Sloten vereist een wandeling van slechts 20 minuten om elk hoekje ervan te zien. Ik strijk neer op het aan een gracht gelegen terras van De Zeven Wouden, en bestel nog één keer de REFLEXXIONZZ!-standaardlunch: twee kroketten met brood, bij een meisje dat dit voorjaar is overgegaan van 4 naar 5 HAVO. Dat vermoed ik; ik vraag het haar niet; daar is ze veel te druk voor. Ze runt het overvolle terras samen met een klasgenoot. “We zijn maar met zijn tweeën”, hoor ik beiden in de loop van drie kwartier een keer of 60 roepen tegen ongeduldige klanten. De baas van het spul is afwezig en vaart vermoedelijk op zo’n mooie boot.

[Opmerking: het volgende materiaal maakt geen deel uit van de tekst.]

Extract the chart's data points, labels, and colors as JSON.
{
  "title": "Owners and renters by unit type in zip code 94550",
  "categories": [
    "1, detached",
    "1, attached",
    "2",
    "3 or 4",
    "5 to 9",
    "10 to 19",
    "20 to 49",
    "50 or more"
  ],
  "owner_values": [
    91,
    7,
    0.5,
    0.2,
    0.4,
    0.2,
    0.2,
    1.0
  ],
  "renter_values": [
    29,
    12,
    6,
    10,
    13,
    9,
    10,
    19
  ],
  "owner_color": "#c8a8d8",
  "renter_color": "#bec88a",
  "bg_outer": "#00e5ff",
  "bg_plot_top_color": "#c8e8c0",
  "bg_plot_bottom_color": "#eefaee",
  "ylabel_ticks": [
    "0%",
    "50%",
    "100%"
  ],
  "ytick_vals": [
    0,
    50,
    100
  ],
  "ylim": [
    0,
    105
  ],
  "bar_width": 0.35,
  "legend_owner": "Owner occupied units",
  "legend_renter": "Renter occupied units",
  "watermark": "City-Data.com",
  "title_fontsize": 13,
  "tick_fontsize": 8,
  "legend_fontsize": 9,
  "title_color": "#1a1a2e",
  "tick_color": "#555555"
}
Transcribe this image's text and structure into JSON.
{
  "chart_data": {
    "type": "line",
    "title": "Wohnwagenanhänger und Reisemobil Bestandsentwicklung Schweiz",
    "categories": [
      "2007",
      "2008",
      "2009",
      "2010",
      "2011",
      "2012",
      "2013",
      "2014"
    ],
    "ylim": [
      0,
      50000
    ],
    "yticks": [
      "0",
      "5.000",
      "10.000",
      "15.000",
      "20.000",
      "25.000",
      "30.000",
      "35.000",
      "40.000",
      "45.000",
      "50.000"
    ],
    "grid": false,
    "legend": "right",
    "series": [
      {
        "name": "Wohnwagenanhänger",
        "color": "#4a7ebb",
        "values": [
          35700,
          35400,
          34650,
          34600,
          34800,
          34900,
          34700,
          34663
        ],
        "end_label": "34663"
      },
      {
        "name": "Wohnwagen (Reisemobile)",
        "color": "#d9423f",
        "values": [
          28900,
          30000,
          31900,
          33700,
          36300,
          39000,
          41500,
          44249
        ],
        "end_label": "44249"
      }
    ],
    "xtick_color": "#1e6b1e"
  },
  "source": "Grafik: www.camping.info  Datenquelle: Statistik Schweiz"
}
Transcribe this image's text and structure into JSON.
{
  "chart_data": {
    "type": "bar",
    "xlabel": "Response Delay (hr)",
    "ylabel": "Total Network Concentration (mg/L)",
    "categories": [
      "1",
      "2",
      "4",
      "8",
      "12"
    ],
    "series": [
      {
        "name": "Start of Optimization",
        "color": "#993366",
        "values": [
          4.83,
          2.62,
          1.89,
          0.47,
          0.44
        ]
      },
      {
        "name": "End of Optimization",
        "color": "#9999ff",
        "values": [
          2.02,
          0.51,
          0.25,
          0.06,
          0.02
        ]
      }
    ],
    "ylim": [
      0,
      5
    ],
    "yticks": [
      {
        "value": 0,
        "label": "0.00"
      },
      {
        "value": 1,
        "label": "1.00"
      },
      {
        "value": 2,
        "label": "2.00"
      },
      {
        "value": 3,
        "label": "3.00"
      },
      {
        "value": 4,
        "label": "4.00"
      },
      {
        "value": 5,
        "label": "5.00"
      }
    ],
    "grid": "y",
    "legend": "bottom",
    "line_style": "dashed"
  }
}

“Waren het nou twee kroketten met brood, of twee maal twee kroketten met brood?”, vraagt me het meiske. Nee, één maal twee kroketten, antwoord ik vermoeid. Denkt ze misschien dat ik, met die hitte, als een uitgehongerde wolf op haar terras ben neergeploft?

“De kroketten in het restaurant / zijn aan de kleine kant”, zoals Vaandrager ooit dichtte; ik citeer het om aan te tonen dat ook het gewone, het alledaagse, het begrijpelijke kan doorgaan voor poëzie. Vaandrager was eens een bekende Rotterdamse dichter, zoals Deelder dat nu is. Er was vast niemand die tegen hem durfde te zeggen: “het gaat maar over kroketten; het is geen literatuur.”

Er komen er twee, geen zes; het valt me mee. Ik vermaal ze; mijn kroketten. Aan mijn tafeltje is, na beleefde plichtplegingen, en na uitvoerig gewezen te hebben op ruimtegebrek, een Duits gezin van varensgasten neergestreken. Twee dochters van 8 en 6 lentes jengelen om een ijsje. De oudste krijgt van vader wat kleingeld in de handen gedrukt, “ga het maar halen”. De dochter weifelt. Pappa moet maar even meegaan. Als ze haar nu eens niet begrijpen? “Zeg maar gewoon Eis”, raadt de vader, lui, “in het Nederlands zal dat vast wel ongeveer hetzelfde zijn.”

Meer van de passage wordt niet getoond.